Child's Play
BAGHDAD (AFP) - Try as he might, Baghdad businessman Ibrahim Georges can't persuade his 11-year-old daughter Sandy to lay down her arms in favour of something less hostile, such as a doll.
"She loves her gun," Georges said as Sandy, short-haired and dressed in long trousers and T-shirt, proudly displayed a menacing GC toy automatic rifle that, according to a bold stamp on the side, was made in China.
"She never plays with dolls," added Georges ruefully, outside their home in a quiet residential street in the relatively calm western Karrada suburb.
"It has laser and can fire on regular or on automatic," said Sandy, brandishing the gun that can spit out 6mm BB pellets hard enough to take out an eye and is sold in a box carrying a warning, "The best for 18 and up."
"All the children in the streets have toy guns," said Georges with a shrug, pointing to a gang of boys with whom he said his daughter plays "cops and robbers."

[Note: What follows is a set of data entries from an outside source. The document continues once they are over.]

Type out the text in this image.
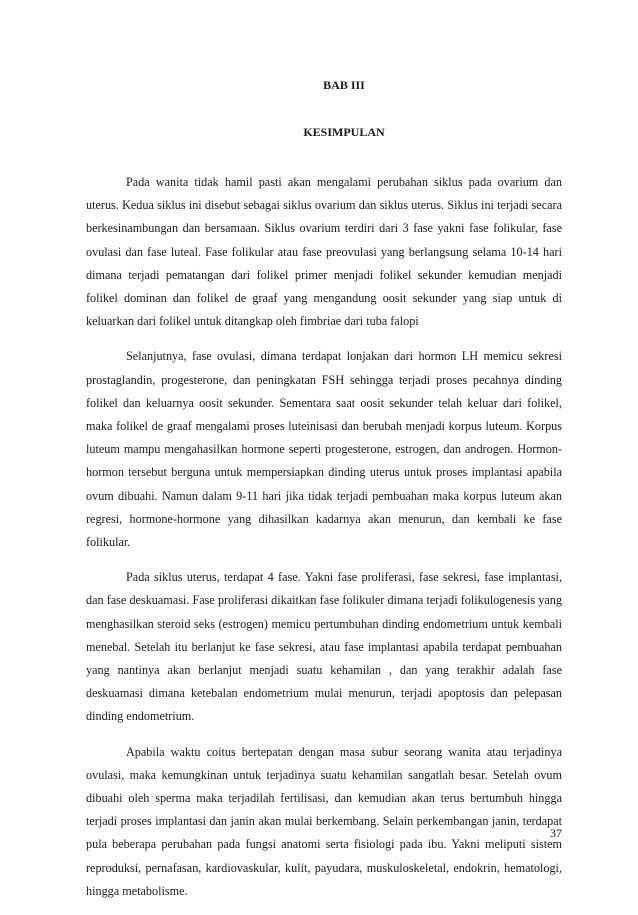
BAB III

KESIMPULAN

Pada wanita tidak hamil pasti akan mengalami perubahan siklus pada ovarium dan uterus. Kedua siklus ini disebut sebagai siklus ovarium dan siklus uterus. Siklus ini terjadi secara berkesinambungan dan bersamaan. Siklus ovarium terdiri dari 3 fase yakni fase folikular, fase ovulasi dan fase luteal. Fase folikular atau fase preovulasi yang berlangsung selama 10-14 hari dimana terjadi pematangan dari folikel primer menjadi folikel sekunder kemudian menjadi folikel dominan dan folikel de graaf yang mengandung oosit sekunder yang siap untuk di keluarkan dari folikel untuk ditangkap oleh fimbriae dari tuba falopi

Selanjutnya, fase ovulasi, dimana terdapat lonjakan dari hormon LH memicu sekresi prostaglandin, progesterone, dan peningkatan FSH sehingga terjadi proses pecahnya dinding folikel dan keluarnya oosit sekunder. Sementara saat oosit sekunder telah keluar dari folikel, maka folikel de graaf mengalami proses luteinisasi dan berubah menjadi korpus luteum. Korpus luteum mampu mengahasilkan hormone seperti progesterone, estrogen, dan androgen. Hormon-hormon tersebut berguna untuk mempersiapkan dinding uterus untuk proses implantasi apabila ovum dibuahi. Namun dalam 9-11 hari jika tidak terjadi pembuahan maka korpus luteum akan regresi, hormone-hormone yang dihasilkan kadarnya akan menurun, dan kembali ke fase folikular.

Pada siklus uterus, terdapat 4 fase. Yakni fase proliferasi, fase sekresi, fase implantasi, dan fase deskuamasi. Fase proliferasi dikaitkan fase folikuler dimana terjadi folikulogenesis yang menghasilkan steroid seks (estrogen) memicu pertumbuhan dinding endometrium untuk kembali menebal. Setelah itu berlanjut ke fase sekresi, atau fase implantasi apabila terdapat pembuahan yang nantinya akan berlanjut menjadi suatu kehamilan , dan yang terakhir adalah fase deskuamasi dimana ketebalan endometrium mulai menurun, terjadi apoptosis dan pelepasan dinding endometrium.

Apabila waktu coitus bertepatan dengan masa subur seorang wanita atau terjadinya ovulasi, maka kemungkinan untuk terjadinya suatu kehamilan sangatlah besar. Setelah ovum dibuahi oleh sperma maka terjadilah fertilisasi, dan kemudian akan terus bertumbuh hingga terjadi proses implantasi dan janin akan mulai berkembang. Selain perkembangan janin, terdapat pula beberapa perubahan pada fungsi anatomi serta fisiologi pada ibu. Yakni meliputi sistem reproduksi, pernafasan, kardiovaskular, kulit, payudara, muskuloskeletal, endokrin, hematologi, hingga metabolisme.

37
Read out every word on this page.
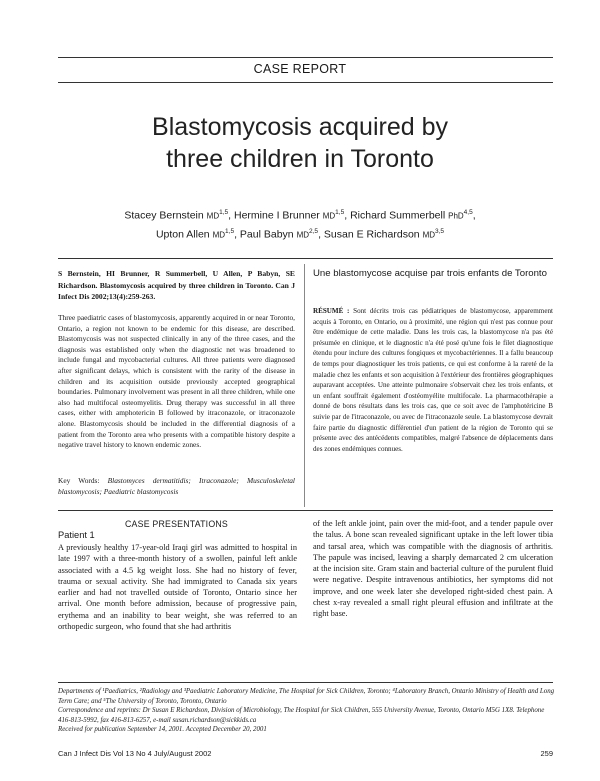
CASE REPORT
Blastomycosis acquired by
three children in Toronto
Stacey Bernstein MD$^{1,5}$, Hermine I Brunner MD$^{1,5}$, Richard Summerbell PhD$^{4,5}$,
Upton Allen MD$^{1,5}$, Paul Babyn MD$^{2,5}$, Susan E Richardson MD$^{3,5}$
S Bernstein, HI Brunner, R Summerbell, U Allen, P Babyn, SE Richardson. Blastomycosis acquired by three children in Toronto. Can J Infect Dis 2002;13(4):259-263.
Three paediatric cases of blastomycosis, apparently acquired in or near Toronto, Ontario, a region not known to be endemic for this disease, are described. Blastomycosis was not suspected clinically in any of the three cases, and the diagnosis was established only when the diagnostic net was broadened to include fungal and mycobacterial cultures. All three patients were diagnosed after significant delays, which is consistent with the rarity of the disease in children and its acquisition outside previously accepted geographical boundaries. Pulmonary involvement was present in all three children, while one also had multifocal osteomyelitis. Drug therapy was successful in all three cases, either with amphotericin B followed by itraconazole, or itraconazole alone. Blastomycosis should be included in the differential diagnosis of a patient from the Toronto area who presents with a compatible history despite a negative travel history to known endemic zones.
Key Words: Blastomyces dermatitidis; Itraconazole; Musculoskeletal blastomycosis; Paediatric blastomycosis
Une blastomycose acquise par trois enfants de Toronto
RÉSUMÉ : Sont décrits trois cas pédiatriques de blastomycose, apparemment acquis à Toronto, en Ontario, ou à proximité, une région qui n'est pas connue pour être endémique de cette maladie. Dans les trois cas, la blastomycose n'a pas été présumée en clinique, et le diagnostic n'a été posé qu'une fois le filet diagnostique étendu pour inclure des cultures fongiques et mycobactériennes. Il a fallu beaucoup de temps pour diagnostiquer les trois patients, ce qui est conforme à la rareté de la maladie chez les enfants et son acquisition à l'extérieur des frontières géographiques auparavant acceptées. Une atteinte pulmonaire s'observait chez les trois enfants, et un enfant souffrait également d'ostéomyélite multifocale. La pharmacothérapie a donné de bons résultats dans les trois cas, que ce soit avec de l'amphotéricine B suivie par de l'itraconazole, ou avec de l'itraconazole seule. La blastomycose devrait faire partie du diagnostic différentiel d'un patient de la région de Toronto qui se présente avec des antécédents compatibles, malgré l'absence de déplacements dans des zones endémiques connues.
CASE PRESENTATIONS
Patient 1
A previously healthy 17-year-old Iraqi girl was admitted to hospital in late 1997 with a three-month history of a swollen, painful left ankle associated with a 4.5 kg weight loss. She had no history of fever, trauma or sexual activity. She had immigrated to Canada six years earlier and had not travelled outside of Toronto, Ontario since her arrival. One month before admission, because of progressive pain, erythema and an inability to bear weight, she was referred to an orthopedic surgeon, who found that she had arthritis
of the left ankle joint, pain over the mid-foot, and a tender papule over the talus. A bone scan revealed significant uptake in the left lower tibia and tarsal area, which was compatible with the diagnosis of arthritis. The papule was incised, leaving a sharply demarcated 2 cm ulceration at the incision site. Gram stain and bacterial culture of the purulent fluid were negative. Despite intravenous antibiotics, her symptoms did not improve, and one week later she developed right-sided chest pain. A chest x-ray revealed a small right pleural effusion and infiltrate at the right base.
Departments of ¹Paediatrics, ²Radiology and ³Paediatric Laboratory Medicine, The Hospital for Sick Children, Toronto; ⁴Laboratory Branch, Ontario Ministry of Health and Long Term Care; and ⁵The University of Toronto, Toronto, Ontario
Correspondence and reprints: Dr Susan E Richardson, Division of Microbiology, The Hospital for Sick Children, 555 University Avenue, Toronto, Ontario M5G 1X8. Telephone 416-813-5992, fax 416-813-6257, e-mail susan.richardson@sickkids.ca
Received for publication September 14, 2001. Accepted December 20, 2001
Can J Infect Dis Vol 13 No 4 July/August 2002	259
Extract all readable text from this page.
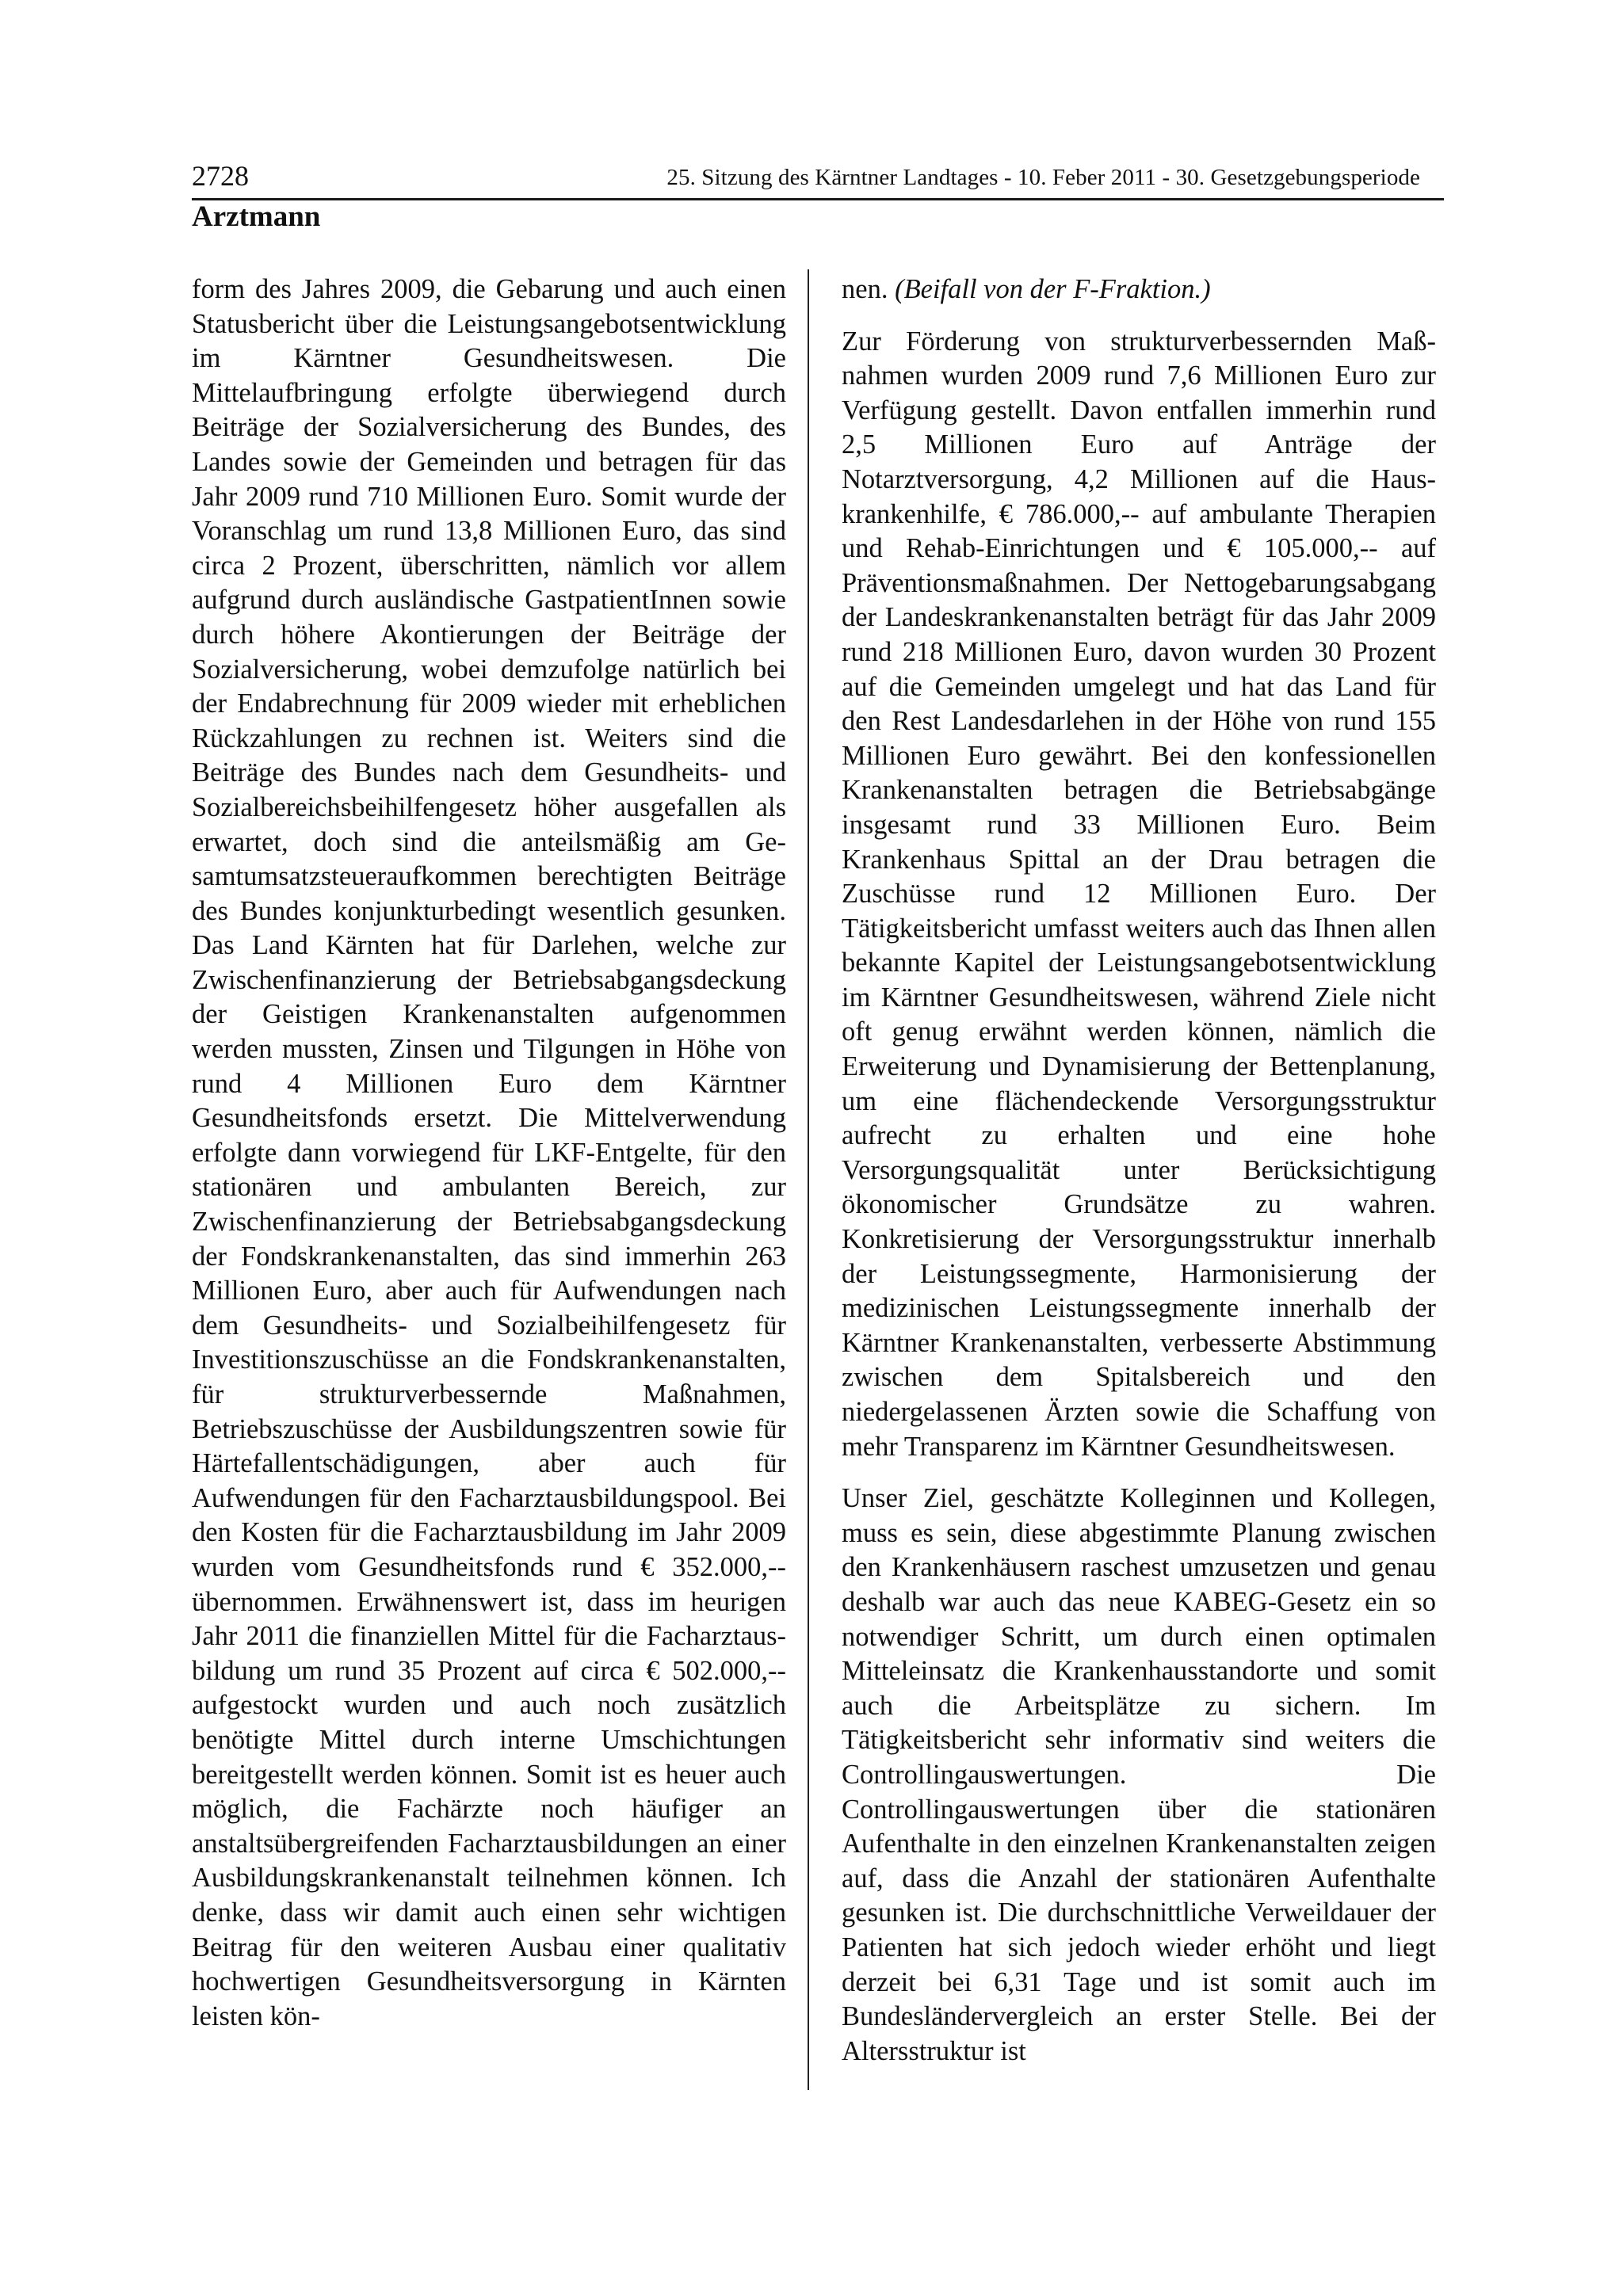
2728	25. Sitzung des Kärntner Landtages - 10. Feber 2011 - 30. Gesetzgebungsperiode
Arztmann

form des Jahres 2009, die Gebarung und auch einen Statusbericht über die Leistungsangebotsentwicklung im Kärntner Gesundheitswesen. Die Mittelaufbringung erfolgte überwiegend durch Beiträge der Sozialversicherung des Bundes, des Landes sowie der Gemeinden und betragen für das Jahr 2009 rund 710 Millionen Euro. Somit wurde der Voranschlag um rund 13,8 Millionen Euro, das sind circa 2 Prozent, überschritten, nämlich vor allem aufgrund durch ausländische GastpatientInnen sowie durch höhere Akontierungen der Beiträge der Sozialversicherung, wobei demzufolge natürlich bei der Endabrechnung für 2009 wieder mit erheblichen Rückzahlungen zu rechnen ist. Weiters sind die Beiträge des Bundes nach dem Gesundheits- und Sozialbereichsbeihilfengesetz höher ausgefallen als erwartet, doch sind die anteilsmäßig am Gesamtumsatzsteueraufkommen berechtigten Beiträge des Bundes konjunkturbedingt wesentlich gesunken. Das Land Kärnten hat für Darlehen, welche zur Zwischenfinanzierung der Betriebsabgangsdeckung der Geistigen Krankenanstalten aufgenommen werden mussten, Zinsen und Tilgungen in Höhe von rund 4 Millionen Euro dem Kärntner Gesundheitsfonds ersetzt. Die Mittelverwendung erfolgte dann vorwiegend für LKF-Entgelte, für den stationären und ambulanten Bereich, zur Zwischenfinanzierung der Betriebsabgangsdeckung der Fondskrankenanstalten, das sind immerhin 263 Millionen Euro, aber auch für Aufwendungen nach dem Gesundheits- und Sozialbeihilfengesetz für Investitionszuschüsse an die Fondskrankenanstalten, für strukturverbessernde Maßnahmen, Betriebszuschüsse der Ausbildungszentren sowie für Härtefallentschädigungen, aber auch für Aufwendungen für den Facharztausbildungspool. Bei den Kosten für die Facharztausbildung im Jahr 2009 wurden vom Gesundheitsfonds rund € 352.000,-- übernommen. Erwähnenswert ist, dass im heurigen Jahr 2011 die finanziellen Mittel für die Facharztausbildung um rund 35 Prozent auf circa € 502.000,-- aufgestockt wurden und auch noch zusätzlich benötigte Mittel durch interne Umschichtungen bereitgestellt werden können. Somit ist es heuer auch möglich, die Fachärzte noch häufiger an anstaltsübergreifenden Facharztausbildungen an einer Ausbildungskrankenanstalt teilnehmen können. Ich denke, dass wir damit auch einen sehr wichtigen Beitrag für den weiteren Ausbau einer qualitativ hochwertigen Gesundheitsversorgung in Kärnten leisten kön-

nen. (Beifall von der F-Fraktion.)

Zur Förderung von strukturverbessernden Maßnahmen wurden 2009 rund 7,6 Millionen Euro zur Verfügung gestellt. Davon entfallen immerhin rund 2,5 Millionen Euro auf Anträge der Notarztversorgung, 4,2 Millionen auf die Hauskrankenhilfe, € 786.000,-- auf ambulante Therapien und Rehab-Einrichtungen und € 105.000,-- auf Präventionsmaßnahmen. Der Nettogebarungsabgang der Landeskrankenanstalten beträgt für das Jahr 2009 rund 218 Millionen Euro, davon wurden 30 Prozent auf die Gemeinden umgelegt und hat das Land für den Rest Landesdarlehen in der Höhe von rund 155 Millionen Euro gewährt. Bei den konfessionellen Krankenanstalten betragen die Betriebsabgänge insgesamt rund 33 Millionen Euro. Beim Krankenhaus Spittal an der Drau betragen die Zuschüsse rund 12 Millionen Euro. Der Tätigkeitsbericht umfasst weiters auch das Ihnen allen bekannte Kapitel der Leistungsangebotsentwicklung im Kärntner Gesundheitswesen, während Ziele nicht oft genug erwähnt werden können, nämlich die Erweiterung und Dynamisierung der Bettenplanung, um eine flächendeckende Versorgungsstruktur aufrecht zu erhalten und eine hohe Versorgungsqualität unter Berücksichtigung ökonomischer Grundsätze zu wahren. Konkretisierung der Versorgungsstruktur innerhalb der Leistungssegmente, Harmonisierung der medizinischen Leistungssegmente innerhalb der Kärntner Krankenanstalten, verbesserte Abstimmung zwischen dem Spitalsbereich und den niedergelassenen Ärzten sowie die Schaffung von mehr Transparenz im Kärntner Gesundheitswesen.

Unser Ziel, geschätzte Kolleginnen und Kollegen, muss es sein, diese abgestimmte Planung zwischen den Krankenhäusern raschest umzusetzen und genau deshalb war auch das neue KABEG-Gesetz ein so notwendiger Schritt, um durch einen optimalen Mitteleinsatz die Krankenhausstandorte und somit auch die Arbeitsplätze zu sichern. Im Tätigkeitsbericht sehr informativ sind weiters die Controllingauswertungen. Die Controllingauswertungen über die stationären Aufenthalte in den einzelnen Krankenanstalten zeigen auf, dass die Anzahl der stationären Aufenthalte gesunken ist. Die durchschnittliche Verweildauer der Patienten hat sich jedoch wieder erhöht und liegt derzeit bei 6,31 Tage und ist somit auch im Bundesländervergleich an erster Stelle. Bei der Altersstruktur ist
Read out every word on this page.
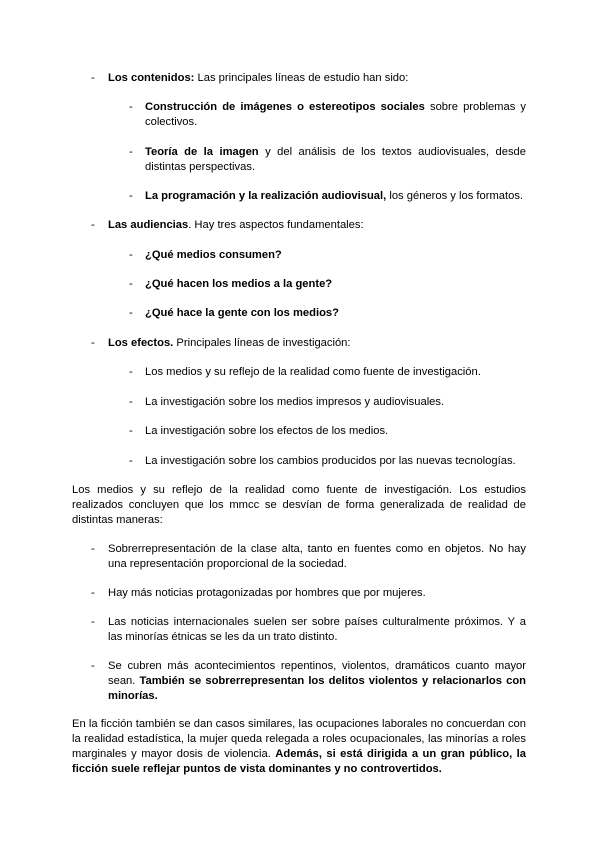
-	Los contenidos: Las principales líneas de estudio han sido:
-	Construcción de imágenes o estereotipos sociales sobre problemas y colectivos.
-	Teoría de la imagen y del análisis de los textos audiovisuales, desde distintas perspectivas.
-	La programación y la realización audiovisual, los géneros y los formatos.
-	Las audiencias. Hay tres aspectos fundamentales:
-	¿Qué medios consumen?
-	¿Qué hacen los medios a la gente?
-	¿Qué hace la gente con los medios?
-	Los efectos. Principales líneas de investigación:
-	Los medios y su reflejo de la realidad como fuente de investigación.
-	La investigación sobre los medios impresos y audiovisuales.
-	La investigación sobre los efectos de los medios.
-	La investigación sobre los cambios producidos por las nuevas tecnologías.
Los medios y su reflejo de la realidad como fuente de investigación. Los estudios realizados concluyen que los mmcc se desvían de forma generalizada de realidad de distintas maneras:
-	Sobrerrepresentación de la clase alta, tanto en fuentes como en objetos. No hay una representación proporcional de la sociedad.
-	Hay más noticias protagonizadas por hombres que por mujeres.
-	Las noticias internacionales suelen ser sobre países culturalmente próximos. Y a las minorías étnicas se les da un trato distinto.
-	Se cubren más acontecimientos repentinos, violentos, dramáticos cuanto mayor sean. También se sobrerrepresentan los delitos violentos y relacionarlos con minorías.
En la ficción también se dan casos similares, las ocupaciones laborales no concuerdan con la realidad estadística, la mujer queda relegada a roles ocupacionales, las minorías a roles marginales y mayor dosis de violencia. Además, si está dirigida a un gran público, la ficción suele reflejar puntos de vista dominantes y no controvertidos.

Earlier this year, Trade Minister Abed Falah al-Sudani considered banning the toys because they look so realistic. However, given the seeming impossibility of the task, he appears to have shelved the idea.
Whether invented by parents to scare their children or whether it really happened, children all know the reason it would, perhaps, not be a good idea to point a plastic weapon anywhere near a US soldier.
"One boy was killed by an American soldier who mistook his toy for a real gun," said one of Sandy's friends, who gave his name as Zain and his age as 12, parroting the correct answer.
According to shopkeeper Uday Mohammed, the incident really did happen "about a year ago in Diyala province," which is why he warns children buying guns from his store to be ultra careful about displaying them in public.
Mohammed said toy guns are his biggest sellers by far, and that there had been a run on imitation weapons during the just-ended Eid al-Fitr Muslim festival, when children are given new clothes and toys. "Children prefer guns to trains, balls or radios," he said.
------ I'm reluctant to say it – but giving realistic looking guns to children, particularly in a war zone, is beyond stupid. It's criminal child abuse and endangerment – but wait - will a civil liberty union wanna sue me and some Iraqi rifle association shout about right to bear arms? Will Sally Field say I am not one of the good mothers fit to rule the world?